La célébrité obscure au Japon
Au Japon, cependant, Shinoda était davantage connue pour sa longévité, sa personnalité indépendante et son esprit de dignité, principalement grâce à ses multiples publications à succès. Ces caractéristiques acclamées ont éclipsé ses réalisations artistiques distinctives : elle a été l'une des premières calligraphes abstraites des années 1950, l'une des rares femmes artistes à s'aventurer à vivre à l'étranger à une époque où voyager dans des pays étrangers n'était pas encore facile pour la plupart des Japonais, ou encore une artiste qui a librement franchi les frontières des catégories artistiques, de la calligraphie à la peinture, des estampes à l'écriture d'un essai. Lorsque Shinoda est décédé cette année, la journaliste Emily Langer a écrit dans son journal que "[d]ans certaines estimations critiques, [Shinoda] s'est vu refuser le degré de célébrité que ses talents méritaient".
Ce n'est que pendant une courte période que les réalisations de Shinoda en tant qu'artiste ont été largement célébrées au Japon. C'était juste après son retour des États-Unis en 1958, car il était tout simplement sensationnel qu'une artiste féminine revienne au Japon après s'être fait un nom parmi les principaux artistes américains de l'époque.
Lorsque cette attention temporaire s'est dissipée, le nom de Shinoda a disparu de l'histoire de l'art japonais. Les raisons peuvent être que Shinoda était une femme artiste - le monde de l'art japonais est traditionnellement dominé par les hommes, surtout avant les années 1990 - ou que Shinoda n'appartenait à aucun groupe artistique et ne participait pas à des expositions ouvertes - l'histoire de l'art moderne s'est concentrée sur les mouvements collectifs, les groupes artistiques ayant joué un rôle central au Japon depuis la fin du XIXe siècle jusqu'à l'après-guerre. Ou peut-être est-ce dû au refus implicite de Shinoda de voir ses œuvres définies comme de la calligraphie ou de la peinture - les critiques d'art et les universitaires ont eu tendance à s'en tenir à leurs propres spécialités, et seuls quelques-uns ont pu examiner l'œuvre de Shinoda.
Mais une autre raison de la disparition de Shinoda de l'histoire de l'art japonais pourrait être la forte présence de collectionneurs privés et d'une galerie commerciale représentant ses œuvres. Il est possible que ses succès en matière de commandes, de ventes d'estampes ou même de publications à succès aient été perçus comme des activités commerciales, donnant l'impression que Shinoda est une artiste "guidée par le marché".

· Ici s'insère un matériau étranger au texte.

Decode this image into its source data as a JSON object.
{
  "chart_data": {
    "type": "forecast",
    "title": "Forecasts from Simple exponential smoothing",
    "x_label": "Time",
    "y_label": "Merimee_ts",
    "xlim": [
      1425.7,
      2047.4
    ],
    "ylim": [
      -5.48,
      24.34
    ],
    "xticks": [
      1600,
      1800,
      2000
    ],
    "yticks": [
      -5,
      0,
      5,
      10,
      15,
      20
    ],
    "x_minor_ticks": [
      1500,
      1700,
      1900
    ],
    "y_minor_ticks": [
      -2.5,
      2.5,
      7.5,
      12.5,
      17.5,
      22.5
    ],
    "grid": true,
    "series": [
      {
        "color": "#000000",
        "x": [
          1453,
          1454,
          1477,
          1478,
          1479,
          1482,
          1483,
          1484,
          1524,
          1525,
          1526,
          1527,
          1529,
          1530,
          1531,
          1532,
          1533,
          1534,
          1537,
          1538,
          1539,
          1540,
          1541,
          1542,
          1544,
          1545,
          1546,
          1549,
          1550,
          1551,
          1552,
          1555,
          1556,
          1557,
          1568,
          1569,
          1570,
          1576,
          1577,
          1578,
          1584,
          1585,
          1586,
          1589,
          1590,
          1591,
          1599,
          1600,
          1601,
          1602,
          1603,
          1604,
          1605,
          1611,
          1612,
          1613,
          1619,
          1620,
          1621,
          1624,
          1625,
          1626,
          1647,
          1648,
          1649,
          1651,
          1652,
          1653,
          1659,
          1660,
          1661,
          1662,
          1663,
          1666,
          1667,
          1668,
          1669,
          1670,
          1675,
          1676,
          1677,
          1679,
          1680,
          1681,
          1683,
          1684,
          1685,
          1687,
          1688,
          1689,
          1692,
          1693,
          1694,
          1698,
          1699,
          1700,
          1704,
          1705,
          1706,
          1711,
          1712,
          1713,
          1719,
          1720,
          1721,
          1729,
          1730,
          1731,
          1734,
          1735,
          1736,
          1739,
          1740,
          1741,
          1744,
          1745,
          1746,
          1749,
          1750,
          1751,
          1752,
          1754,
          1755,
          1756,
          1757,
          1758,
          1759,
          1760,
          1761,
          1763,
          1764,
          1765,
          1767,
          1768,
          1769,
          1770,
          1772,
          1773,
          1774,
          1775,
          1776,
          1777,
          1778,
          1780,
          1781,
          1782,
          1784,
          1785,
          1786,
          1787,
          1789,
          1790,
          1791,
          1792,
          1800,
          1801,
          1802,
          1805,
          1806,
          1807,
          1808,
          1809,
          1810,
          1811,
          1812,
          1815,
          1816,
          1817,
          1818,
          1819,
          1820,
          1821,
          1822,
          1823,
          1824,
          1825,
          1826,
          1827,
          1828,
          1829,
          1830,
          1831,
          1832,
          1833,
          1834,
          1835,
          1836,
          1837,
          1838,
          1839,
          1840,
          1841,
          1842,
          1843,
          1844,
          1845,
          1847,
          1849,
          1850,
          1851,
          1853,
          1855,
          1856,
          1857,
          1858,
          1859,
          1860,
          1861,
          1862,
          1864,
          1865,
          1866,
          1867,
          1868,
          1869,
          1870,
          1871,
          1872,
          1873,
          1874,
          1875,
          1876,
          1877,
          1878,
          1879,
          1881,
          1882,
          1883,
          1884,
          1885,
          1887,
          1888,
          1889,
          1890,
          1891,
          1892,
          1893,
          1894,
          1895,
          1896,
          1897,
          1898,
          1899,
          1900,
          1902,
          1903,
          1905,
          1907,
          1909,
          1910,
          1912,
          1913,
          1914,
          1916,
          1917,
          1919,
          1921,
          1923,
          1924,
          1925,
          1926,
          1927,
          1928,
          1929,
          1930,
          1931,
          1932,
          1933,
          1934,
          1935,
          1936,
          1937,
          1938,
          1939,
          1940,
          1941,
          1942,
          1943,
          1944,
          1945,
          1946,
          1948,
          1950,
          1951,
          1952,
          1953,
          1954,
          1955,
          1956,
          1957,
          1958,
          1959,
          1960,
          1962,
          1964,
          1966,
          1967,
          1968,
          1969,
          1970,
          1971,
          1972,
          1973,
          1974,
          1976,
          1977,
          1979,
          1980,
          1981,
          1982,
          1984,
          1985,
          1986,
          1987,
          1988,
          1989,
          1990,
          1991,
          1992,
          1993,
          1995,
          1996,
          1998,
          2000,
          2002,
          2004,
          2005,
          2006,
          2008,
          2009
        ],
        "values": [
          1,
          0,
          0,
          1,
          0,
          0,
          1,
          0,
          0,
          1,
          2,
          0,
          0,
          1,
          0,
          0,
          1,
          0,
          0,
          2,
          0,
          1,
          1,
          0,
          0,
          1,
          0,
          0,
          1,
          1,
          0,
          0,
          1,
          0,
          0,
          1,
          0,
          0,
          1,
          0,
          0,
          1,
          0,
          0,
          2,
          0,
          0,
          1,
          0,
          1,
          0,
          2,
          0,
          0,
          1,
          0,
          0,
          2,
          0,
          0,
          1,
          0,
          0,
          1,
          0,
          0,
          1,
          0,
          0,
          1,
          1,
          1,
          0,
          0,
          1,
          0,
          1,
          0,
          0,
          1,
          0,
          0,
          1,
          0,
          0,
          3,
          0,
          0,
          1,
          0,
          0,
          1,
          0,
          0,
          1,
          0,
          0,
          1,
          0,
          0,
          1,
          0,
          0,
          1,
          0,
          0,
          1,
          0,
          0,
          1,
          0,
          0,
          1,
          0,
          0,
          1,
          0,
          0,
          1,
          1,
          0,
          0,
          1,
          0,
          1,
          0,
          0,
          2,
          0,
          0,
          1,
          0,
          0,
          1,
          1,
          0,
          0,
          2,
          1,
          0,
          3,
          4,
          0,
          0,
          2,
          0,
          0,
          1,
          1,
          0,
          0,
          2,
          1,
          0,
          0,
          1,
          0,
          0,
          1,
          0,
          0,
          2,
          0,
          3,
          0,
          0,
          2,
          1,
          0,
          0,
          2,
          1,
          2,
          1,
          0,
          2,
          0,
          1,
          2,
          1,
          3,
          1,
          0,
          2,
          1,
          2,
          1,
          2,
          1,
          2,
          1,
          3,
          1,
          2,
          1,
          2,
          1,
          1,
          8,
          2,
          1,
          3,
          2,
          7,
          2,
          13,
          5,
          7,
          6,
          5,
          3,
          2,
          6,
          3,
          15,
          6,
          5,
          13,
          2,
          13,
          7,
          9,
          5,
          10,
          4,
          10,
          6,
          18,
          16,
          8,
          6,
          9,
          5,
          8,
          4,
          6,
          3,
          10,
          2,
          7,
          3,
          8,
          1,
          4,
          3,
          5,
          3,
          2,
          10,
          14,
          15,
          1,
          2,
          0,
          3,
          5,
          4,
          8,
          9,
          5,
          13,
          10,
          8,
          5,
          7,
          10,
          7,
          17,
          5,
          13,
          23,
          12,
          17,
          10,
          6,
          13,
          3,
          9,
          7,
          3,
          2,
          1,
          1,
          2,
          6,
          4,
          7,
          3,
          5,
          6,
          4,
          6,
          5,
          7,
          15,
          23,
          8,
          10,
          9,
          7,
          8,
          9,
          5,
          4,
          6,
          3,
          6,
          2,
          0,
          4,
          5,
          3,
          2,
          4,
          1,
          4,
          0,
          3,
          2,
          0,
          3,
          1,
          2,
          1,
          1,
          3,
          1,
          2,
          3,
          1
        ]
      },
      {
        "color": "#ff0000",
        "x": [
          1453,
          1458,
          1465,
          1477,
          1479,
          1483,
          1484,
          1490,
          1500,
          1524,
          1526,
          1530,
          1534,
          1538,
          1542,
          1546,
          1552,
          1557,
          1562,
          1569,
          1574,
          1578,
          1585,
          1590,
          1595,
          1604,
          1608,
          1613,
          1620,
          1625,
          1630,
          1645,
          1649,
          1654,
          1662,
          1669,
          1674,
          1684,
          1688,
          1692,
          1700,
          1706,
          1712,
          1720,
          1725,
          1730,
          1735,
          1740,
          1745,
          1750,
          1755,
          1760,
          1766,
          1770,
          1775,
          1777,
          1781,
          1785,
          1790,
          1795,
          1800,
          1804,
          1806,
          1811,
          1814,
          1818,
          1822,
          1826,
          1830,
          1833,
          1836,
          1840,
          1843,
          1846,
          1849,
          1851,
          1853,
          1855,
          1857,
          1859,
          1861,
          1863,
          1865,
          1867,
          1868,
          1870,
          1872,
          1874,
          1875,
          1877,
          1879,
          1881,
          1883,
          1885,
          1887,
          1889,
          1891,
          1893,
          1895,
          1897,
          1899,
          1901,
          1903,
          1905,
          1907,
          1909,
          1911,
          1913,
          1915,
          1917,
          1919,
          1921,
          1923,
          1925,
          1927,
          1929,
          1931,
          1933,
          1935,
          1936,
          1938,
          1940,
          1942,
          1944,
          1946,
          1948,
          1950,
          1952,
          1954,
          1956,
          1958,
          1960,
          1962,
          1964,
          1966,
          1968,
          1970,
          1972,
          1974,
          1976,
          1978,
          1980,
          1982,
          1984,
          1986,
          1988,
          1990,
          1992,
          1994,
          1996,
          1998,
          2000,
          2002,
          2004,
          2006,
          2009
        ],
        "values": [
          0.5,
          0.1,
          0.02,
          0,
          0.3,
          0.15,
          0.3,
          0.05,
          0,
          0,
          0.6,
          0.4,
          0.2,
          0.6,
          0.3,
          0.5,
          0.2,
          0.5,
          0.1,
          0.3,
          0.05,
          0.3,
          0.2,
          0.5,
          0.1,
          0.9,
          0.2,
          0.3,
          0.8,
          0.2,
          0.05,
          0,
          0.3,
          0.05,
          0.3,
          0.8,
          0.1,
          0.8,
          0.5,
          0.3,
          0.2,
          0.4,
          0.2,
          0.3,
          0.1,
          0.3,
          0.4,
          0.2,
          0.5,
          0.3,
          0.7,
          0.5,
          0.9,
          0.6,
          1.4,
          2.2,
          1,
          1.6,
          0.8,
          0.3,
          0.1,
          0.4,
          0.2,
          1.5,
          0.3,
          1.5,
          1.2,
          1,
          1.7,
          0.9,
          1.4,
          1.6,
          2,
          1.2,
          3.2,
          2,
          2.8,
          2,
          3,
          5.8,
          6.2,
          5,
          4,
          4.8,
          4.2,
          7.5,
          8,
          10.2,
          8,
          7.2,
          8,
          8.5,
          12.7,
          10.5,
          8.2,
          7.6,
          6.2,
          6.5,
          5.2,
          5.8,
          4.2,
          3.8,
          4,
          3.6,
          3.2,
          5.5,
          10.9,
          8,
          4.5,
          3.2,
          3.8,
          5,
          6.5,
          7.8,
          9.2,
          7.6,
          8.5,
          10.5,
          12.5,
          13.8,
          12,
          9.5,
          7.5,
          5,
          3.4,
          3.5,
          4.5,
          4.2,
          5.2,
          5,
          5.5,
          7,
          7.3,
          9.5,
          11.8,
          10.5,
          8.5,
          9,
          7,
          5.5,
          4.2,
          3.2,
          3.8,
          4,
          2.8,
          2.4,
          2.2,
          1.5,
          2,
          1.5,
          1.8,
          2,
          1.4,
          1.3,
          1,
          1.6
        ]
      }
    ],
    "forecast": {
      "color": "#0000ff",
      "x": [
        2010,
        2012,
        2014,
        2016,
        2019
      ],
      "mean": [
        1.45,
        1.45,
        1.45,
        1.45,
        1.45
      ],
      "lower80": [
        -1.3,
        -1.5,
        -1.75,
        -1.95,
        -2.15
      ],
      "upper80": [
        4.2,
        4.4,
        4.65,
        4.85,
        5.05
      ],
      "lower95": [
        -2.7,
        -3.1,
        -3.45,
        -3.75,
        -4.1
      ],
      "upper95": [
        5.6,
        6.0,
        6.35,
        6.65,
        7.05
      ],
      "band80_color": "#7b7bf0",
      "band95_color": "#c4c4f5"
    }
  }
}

Le fait est que ses œuvres sont constamment exposées et collectionnées au Japon et à l'étranger depuis plus de six décennies, ce qui constitue en soi un accomplissement sans précédent. La longue carrière indépendante de Shinoda nécessite un examen minutieux et approfondi. Nous espérons que l'art de Shinoda sera célébré et mis en perspective avec les expressions visuelles plus larges qui dépassent les frontières artistiques et géographiques.
Akiko Takesue
Akiko Takesue est conservatrice associée du comité Bishop White pour l'art et la culture japonaise au ROM.